‘Happy Jayhawk’ creator had no idea of drawing’s future prominence

Hal Sandy, left, artist of the current Kansas University Jayhawk, shakes hands with Max Falkenstien, longtime KU sports broadcaster.

Hal Sandy was a World War II veteran trying to graduate as quickly as possible from Kansas University when he was asked to draw a happy Jayhawk for the university. He now lives in Westwood Hills.

Hal Sandy autographs postcards with a couple of Jayhawk mascots in this 2005 photo courtesy of University Relations.

Wilda Sandy says neither she nor her husband are much in the way of sports fans.

“We don’t know one kind of ball from another,” she explained recently.

This wouldn’t be noteworthy if Wilda Sandy’s husband weren’t Hal Sandy, the man behind the pen and ink that came together as the wildly successful Happy Jayhawk. The Happy Jayhawk, of course, is the current mascot of Kansas University.

The Jayhawk was drawn in 1946 when university leaders decided they needed a Jayhawk that looked less warlike than the one that represented the university through World War II. A friend, R. Edwin Browne, approached Hal Sandy, a war veteran who was trying to get through KU as quickly as possible, and asked him to draw a new Jayhawk.

Browne said there wasn’t money to pay for the job. But Sandy could sell decals with the logo as a way to pay himself.

“They were primarily for the rear windows of cars,” Sandy said. “It had one large Jayhawk on it, followed by four smaller Jayhawks.”

When it was all said and done, he had sold a few thousand decals at a dollar apiece.

Sandy paid $25 to copyright the logo and netted $250 when he sold it to the KU Bookstore about a year after drawing it. And then he forgot about it.
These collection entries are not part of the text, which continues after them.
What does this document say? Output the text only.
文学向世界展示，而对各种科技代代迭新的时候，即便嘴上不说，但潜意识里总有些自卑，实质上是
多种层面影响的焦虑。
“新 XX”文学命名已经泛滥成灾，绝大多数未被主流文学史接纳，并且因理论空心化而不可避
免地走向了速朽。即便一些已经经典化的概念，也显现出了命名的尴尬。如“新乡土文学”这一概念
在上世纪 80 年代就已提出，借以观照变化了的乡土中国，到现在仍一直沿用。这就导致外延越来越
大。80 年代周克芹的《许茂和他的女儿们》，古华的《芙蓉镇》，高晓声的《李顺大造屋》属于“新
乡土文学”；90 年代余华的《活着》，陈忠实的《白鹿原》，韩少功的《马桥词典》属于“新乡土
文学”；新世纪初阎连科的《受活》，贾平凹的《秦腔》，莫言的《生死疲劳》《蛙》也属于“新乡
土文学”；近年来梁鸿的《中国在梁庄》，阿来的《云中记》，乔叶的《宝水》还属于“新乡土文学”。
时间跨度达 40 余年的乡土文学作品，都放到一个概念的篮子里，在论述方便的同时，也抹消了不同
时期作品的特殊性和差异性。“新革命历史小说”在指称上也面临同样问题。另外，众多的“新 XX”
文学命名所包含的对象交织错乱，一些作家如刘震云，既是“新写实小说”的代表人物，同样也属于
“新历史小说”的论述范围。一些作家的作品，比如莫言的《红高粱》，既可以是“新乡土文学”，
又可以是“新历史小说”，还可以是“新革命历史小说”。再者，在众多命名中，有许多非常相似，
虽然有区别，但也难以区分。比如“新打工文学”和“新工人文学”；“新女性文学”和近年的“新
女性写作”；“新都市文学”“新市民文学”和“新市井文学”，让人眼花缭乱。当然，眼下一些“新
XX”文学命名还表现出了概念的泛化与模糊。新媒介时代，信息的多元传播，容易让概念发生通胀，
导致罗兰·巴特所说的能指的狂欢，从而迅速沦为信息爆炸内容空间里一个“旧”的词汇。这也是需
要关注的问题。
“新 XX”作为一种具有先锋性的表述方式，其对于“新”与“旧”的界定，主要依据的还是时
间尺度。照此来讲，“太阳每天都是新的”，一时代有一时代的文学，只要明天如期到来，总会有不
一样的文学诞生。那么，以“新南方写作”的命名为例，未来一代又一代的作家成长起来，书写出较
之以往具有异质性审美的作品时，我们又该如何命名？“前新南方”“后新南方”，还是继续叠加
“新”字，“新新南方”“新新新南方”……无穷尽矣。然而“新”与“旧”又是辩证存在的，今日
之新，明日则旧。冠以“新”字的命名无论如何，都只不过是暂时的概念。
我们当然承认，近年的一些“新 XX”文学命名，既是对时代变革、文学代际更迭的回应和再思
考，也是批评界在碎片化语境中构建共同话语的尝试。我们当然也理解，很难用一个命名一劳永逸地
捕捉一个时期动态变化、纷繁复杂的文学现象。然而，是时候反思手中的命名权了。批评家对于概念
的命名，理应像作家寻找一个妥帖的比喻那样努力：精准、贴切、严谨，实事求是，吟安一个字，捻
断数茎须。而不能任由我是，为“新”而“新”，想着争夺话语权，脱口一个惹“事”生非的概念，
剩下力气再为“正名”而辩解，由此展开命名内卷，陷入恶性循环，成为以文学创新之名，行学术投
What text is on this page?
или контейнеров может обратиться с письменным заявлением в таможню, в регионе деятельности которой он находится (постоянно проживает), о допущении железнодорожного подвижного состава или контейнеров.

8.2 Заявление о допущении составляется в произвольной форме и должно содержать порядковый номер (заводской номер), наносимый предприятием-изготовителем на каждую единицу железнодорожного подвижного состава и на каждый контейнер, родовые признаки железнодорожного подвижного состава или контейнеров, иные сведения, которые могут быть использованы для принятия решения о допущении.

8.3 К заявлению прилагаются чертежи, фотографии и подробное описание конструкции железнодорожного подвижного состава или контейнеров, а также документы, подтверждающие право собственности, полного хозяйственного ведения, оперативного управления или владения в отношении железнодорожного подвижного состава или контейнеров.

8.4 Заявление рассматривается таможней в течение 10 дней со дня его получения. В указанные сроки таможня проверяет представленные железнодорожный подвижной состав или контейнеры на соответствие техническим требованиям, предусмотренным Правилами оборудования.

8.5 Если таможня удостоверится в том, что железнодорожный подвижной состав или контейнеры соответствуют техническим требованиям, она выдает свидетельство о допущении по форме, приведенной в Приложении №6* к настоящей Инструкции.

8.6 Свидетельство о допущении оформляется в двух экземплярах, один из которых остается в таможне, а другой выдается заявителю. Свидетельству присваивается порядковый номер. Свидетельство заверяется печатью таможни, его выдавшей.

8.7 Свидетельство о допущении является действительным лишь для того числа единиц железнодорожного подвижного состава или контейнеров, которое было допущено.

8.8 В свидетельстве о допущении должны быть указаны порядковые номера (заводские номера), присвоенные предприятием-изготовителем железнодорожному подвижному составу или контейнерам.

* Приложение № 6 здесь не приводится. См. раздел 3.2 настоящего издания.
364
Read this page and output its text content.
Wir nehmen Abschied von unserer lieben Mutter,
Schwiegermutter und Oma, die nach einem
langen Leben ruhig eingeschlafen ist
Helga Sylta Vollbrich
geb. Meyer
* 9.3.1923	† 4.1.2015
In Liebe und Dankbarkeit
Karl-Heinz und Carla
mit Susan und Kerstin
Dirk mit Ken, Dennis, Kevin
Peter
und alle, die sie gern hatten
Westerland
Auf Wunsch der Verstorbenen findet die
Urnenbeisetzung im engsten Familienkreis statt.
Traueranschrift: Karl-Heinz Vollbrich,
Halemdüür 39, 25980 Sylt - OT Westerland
That’s much easier to do if you don’t know a basketball from a football and have no use for watching sports on TV.

It wasn’t until a trip to Europe with a group of KU alumni in the 1970s that the Jayhawk he drew was brought up again.

Sandy, now 84, tells the story like this:

“Someone was along who said we have an illustrious person on board. She said, ‘I want you to stand up. This is the man who designed the happy Jayhawk for KU. He probably doesn’t know, but last year the royalties on that Jayhawk earned the university over $400,000.'”

And that was decades ago. That Jayhawk now rakes in millions of dollars in royalties.

“It became something people talked about a little then in 1972,” said Wilda Sandy, a University of Missouri graduate. “It was very hot stuff during basketball season last year.”

Being an MU grad, does it bother her that her husband is the man behind the mascot that torments her alma mater so? Not in the least.

“I went to MU simply to get out of school,” she said. “I have no allegiances there whatsoever.”

Music to every Jayhawk fan’s ears.

After graduating from KU, Sandy went on to work for advertising agencies before creating his own, based in the Kansas City area. Throughout that time, he focused on designing advertisements, but he never drew another cartoon. The Jayhawk is the only one.

“It was drawn completely without computers – they weren’t even imagined at the time,” Hal Sandy said. “I drew it all using India ink and then did all the coloring myself.”

But Sandy still draws. Wilda says one of the things she treasures most is a pen and ink drawing of a rural farmhouse the two saw while driving through the country. Hal drew it for her and gave it to her as a gift.

It rests on an easel in their home in Westwood Hills, much the same way one might treat a special piece of sports memorabilia.

But not the Sandys. They don’t know the difference between a football and a basketball.